When you integrate by parts, as with any other (indefinite, i.e. without limits specified in the integral) integration, you have to introduce an arbitrary constant, so all that will happen is that the constant will cancel with the -1 - you've managed to prove that $\int \tan x\mathrm{dx}=\int \tan x\mathrm{dx}$!
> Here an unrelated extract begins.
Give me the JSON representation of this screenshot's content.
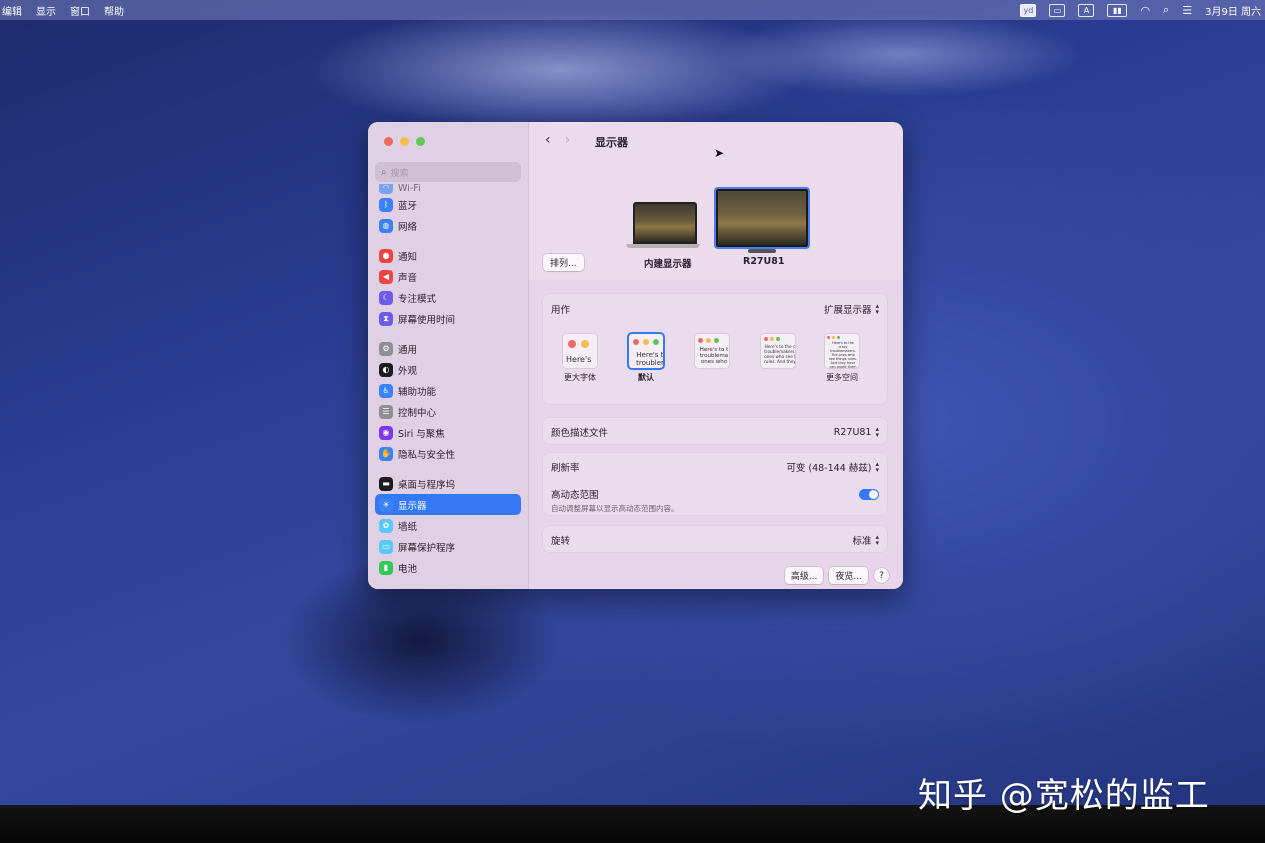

If you want to integrate $\tan x$, the best way is to notice that $\tan x=\sin x/\cos x$, where $\sin x=-d/\mathrm{dx}(\cos x)$, so you can substitute $t=\cos x$, and you get

$\int \tan x\mathrm{dx}=-\ln (\cos x)+c$

For example, when solving the differential equation $\mathrm{dy}/\mathrm{dx}=x$, you get

$\int \mathrm{dy}/\mathrm{dx}\mathrm{dx}=\int x\mathrm{dx}$

$y+c_1=(1/2)x^2+c_2$

$y=(1/2)x^2+(c_2-c_1)$

$y=(1/2)x^2+c$

where we write $c$ for the $c_2-c_1$, the combined constant of integration.
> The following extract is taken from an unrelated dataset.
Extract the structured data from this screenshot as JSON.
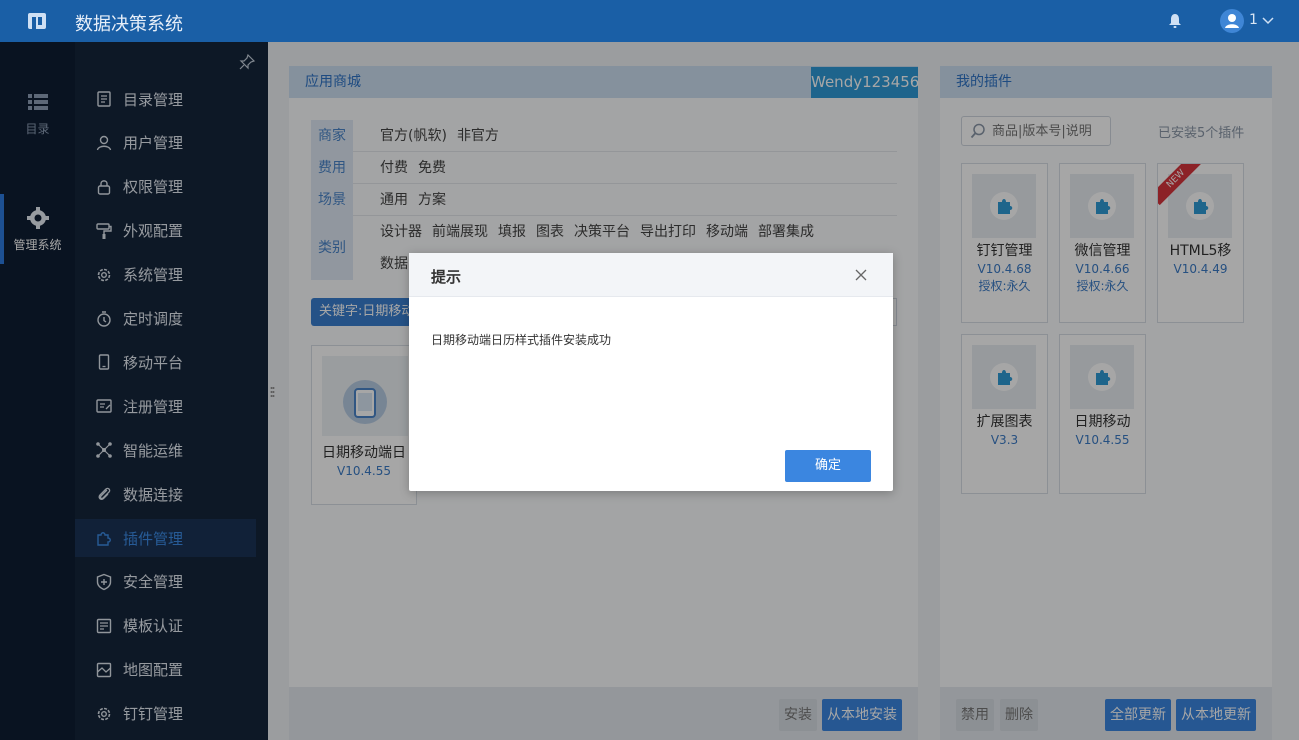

Here's another simple ''example'', which is essentially the same as your first problem:

$x+1=\int d/\mathrm{dx}(x+1)\mathrm{dx}$

$x+1=\int 1\mathrm{dx}$

$x+1=x$

$1=0$

This shows why you really do need the constant of integration. And here's another ''example'' where we integrate on both sides:

$\int d/\mathrm{dx}(x)\mathrm{dx}+1=\int d/\mathrm{dx}(x+1)\mathrm{dx}$

$\int 1\mathrm{dx}+1=\int 1\mathrm{dx}$

$x+1=x$

$1=0$

So here we need a constant of integration, which is not the same on both sides.